Per RickC's post: Remember the Trojan Horse? It was a "gift" that brought death to the recipients because of what was hidden within it. However absurd, the spending bill is being touted as "stimulus", a sort of gift from the gods to "jump start" the American economy. Who says history doesn't repeat itself?

Ray G February 11, 2009 at 12:42 am

I'm amazed at how many people were outraged to find out that our government was tracking phone calls to/from a foreign country but they're perfectly okay with the government having our medical records in such a fashion.

Even if the spooks were tracking all of our phone calls, no foreign connection needed, which holds the potential for personal risk; transcripts of my wife and I talking about picking up a DVD on the way home from work, or my complete medical history in digital form?

Charles N. Steele February 11, 2009 at 1:01 pm

After spending a couple of hours trying to read H.R. 1 (ugh), I don't believe the account cited by RR is correct. The cited pages in question don't really say what is claimed.

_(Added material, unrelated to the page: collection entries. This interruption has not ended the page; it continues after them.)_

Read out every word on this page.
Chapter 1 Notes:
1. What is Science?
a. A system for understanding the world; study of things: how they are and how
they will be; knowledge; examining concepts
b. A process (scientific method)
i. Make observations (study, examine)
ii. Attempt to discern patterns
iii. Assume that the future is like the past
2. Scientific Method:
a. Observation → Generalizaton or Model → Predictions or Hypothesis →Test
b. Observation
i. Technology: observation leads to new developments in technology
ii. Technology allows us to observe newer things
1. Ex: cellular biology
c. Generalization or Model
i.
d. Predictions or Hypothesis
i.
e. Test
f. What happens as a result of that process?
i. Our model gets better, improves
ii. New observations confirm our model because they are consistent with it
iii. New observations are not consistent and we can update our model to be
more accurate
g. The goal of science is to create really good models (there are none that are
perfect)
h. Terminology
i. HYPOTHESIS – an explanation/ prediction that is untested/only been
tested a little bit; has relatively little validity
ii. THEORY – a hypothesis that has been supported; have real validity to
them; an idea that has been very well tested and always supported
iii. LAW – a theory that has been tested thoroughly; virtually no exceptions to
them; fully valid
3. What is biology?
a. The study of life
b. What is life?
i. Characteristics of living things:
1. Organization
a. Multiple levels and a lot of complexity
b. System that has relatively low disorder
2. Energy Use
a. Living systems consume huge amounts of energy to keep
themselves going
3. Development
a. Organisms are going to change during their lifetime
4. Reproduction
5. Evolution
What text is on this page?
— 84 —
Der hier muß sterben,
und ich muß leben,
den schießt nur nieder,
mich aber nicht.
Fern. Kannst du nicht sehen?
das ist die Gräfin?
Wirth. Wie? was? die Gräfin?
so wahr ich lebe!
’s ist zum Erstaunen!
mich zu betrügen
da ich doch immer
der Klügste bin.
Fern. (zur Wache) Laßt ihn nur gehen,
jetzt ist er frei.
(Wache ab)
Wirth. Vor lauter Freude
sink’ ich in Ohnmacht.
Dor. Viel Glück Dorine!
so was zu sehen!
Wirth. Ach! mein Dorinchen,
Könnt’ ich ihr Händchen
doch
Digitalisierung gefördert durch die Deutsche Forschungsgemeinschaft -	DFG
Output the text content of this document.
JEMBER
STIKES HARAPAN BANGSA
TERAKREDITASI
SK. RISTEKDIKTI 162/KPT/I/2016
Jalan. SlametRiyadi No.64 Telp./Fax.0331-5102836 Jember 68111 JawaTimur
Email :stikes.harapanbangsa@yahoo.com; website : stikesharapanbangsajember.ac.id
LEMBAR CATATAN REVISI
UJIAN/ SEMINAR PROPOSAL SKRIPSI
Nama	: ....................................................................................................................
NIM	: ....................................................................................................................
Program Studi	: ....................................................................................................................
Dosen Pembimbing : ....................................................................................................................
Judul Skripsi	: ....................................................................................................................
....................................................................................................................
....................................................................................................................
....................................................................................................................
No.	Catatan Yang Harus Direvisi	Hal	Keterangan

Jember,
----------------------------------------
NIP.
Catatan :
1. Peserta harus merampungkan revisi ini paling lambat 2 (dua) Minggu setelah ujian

For example, the Federal Coordinating Council for Comparative Effectiveness Research is tasked with organizing medical research, not defining permitted treatments. Sure, the research could be used for such, but H.R.1 doesn't call for it.

The discussions on and around pp. 511 and 518 concern making Medicare payments to users & nonusers of EHR. The penalties in and around 540-1 are for leaking individuals' EHR.

None of this is to defend H.R. 1; it's a dreadful mess, loaded with nonsense and built on bad economics. But our attacks on it ought to be accurate.

Tudorman February 19, 2009 at 9:41 pm

According to the HHS website, the National Coordinator for Health Information Technology was created in 2004 under Bush.

Of course, that doesn't make it any less offensive.

Andrew E Plaisted February 20, 2009 at 7:22 pm

So we are adding new crap and organizations which costs $$. These new turds and organizations are now supposed to monitor and things and thus save us money. Is that not illogical? Sounds to me, like we would be better off leaving things as they are.

Why not just cut crap off the current spending sheets like some of the duplicate crap listed here: (Top 10 Examples of Government Waste)
I think we could live just fine without 341 of the 342 economic development programs. They obviously have failed.